BERLIN – Il semble évident que si une entreprise investit dans l'automatisation, sa main-d'œuvre, bien que réduite, sera plus productive. Alors pourquoi les statistiques nous racontent-elles une autre histoire ?

Dans les économies avancées, où de nombreux secteurs disposent à la fois de l'argent et de la volonté d'investir dans l'automatisation, la croissance de la productivité (mesurée en valeur ajoutée par employé ou en heures de travail) est faible depuis au moins 15 ans. Et dans les années qui ont suivi la crise financière mondiale de 2008, la croissance économique globale de ces pays a également été maigre : seulement 4% ou moins en moyenne.
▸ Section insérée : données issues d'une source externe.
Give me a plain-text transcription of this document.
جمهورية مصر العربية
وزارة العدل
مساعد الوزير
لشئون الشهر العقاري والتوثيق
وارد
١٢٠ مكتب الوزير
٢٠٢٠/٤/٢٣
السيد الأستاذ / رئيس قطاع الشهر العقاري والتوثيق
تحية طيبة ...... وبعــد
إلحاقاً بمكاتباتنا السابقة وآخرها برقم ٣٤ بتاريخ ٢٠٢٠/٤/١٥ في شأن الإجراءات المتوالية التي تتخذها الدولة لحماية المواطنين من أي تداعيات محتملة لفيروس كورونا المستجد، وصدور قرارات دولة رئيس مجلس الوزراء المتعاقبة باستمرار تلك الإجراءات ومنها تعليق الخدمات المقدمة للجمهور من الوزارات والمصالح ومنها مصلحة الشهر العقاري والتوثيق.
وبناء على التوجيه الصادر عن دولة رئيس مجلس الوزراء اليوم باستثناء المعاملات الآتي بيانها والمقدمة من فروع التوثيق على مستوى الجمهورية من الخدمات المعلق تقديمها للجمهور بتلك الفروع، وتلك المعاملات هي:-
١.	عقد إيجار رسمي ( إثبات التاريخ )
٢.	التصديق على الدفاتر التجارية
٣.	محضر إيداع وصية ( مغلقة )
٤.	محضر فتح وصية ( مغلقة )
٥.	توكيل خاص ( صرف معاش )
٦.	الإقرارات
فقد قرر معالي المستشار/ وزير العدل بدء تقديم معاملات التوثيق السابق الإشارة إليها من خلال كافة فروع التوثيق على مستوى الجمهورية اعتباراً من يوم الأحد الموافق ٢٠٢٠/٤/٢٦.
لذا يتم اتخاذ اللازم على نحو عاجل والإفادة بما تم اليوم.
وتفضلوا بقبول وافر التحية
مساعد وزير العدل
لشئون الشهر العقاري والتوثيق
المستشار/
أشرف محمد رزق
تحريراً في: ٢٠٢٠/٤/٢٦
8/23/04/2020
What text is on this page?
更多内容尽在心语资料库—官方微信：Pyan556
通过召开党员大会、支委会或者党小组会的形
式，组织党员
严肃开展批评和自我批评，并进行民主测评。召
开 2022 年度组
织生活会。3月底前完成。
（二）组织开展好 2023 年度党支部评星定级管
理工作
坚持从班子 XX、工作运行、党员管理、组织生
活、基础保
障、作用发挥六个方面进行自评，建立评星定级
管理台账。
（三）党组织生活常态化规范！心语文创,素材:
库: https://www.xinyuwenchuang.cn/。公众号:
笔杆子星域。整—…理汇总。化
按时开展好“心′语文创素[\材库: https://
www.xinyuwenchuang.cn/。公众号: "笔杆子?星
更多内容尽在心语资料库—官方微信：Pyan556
Une explication est que les économies avancées ont contracté trop de dettes et ont dû se désendetter, en contribuant ainsi à un modèle de sous-investissement dans le secteur public et en portant préjudice à la consommation et aux investissements du secteur privé. Mais le désendettement est un processus temporaire, qui ne limite pas indéfiniment la croissance. À long terme, la croissance économique globale dépend de la croissance de la main-d'œuvre et de sa productivité.

D'où la question qui vient aussi bien à l'esprit des politiciens que des économistes : le ralentissement de la productivité est-il une condition et une contrainte permanente qui pèse sur la croissance, ou bien un phénomène transitoire ?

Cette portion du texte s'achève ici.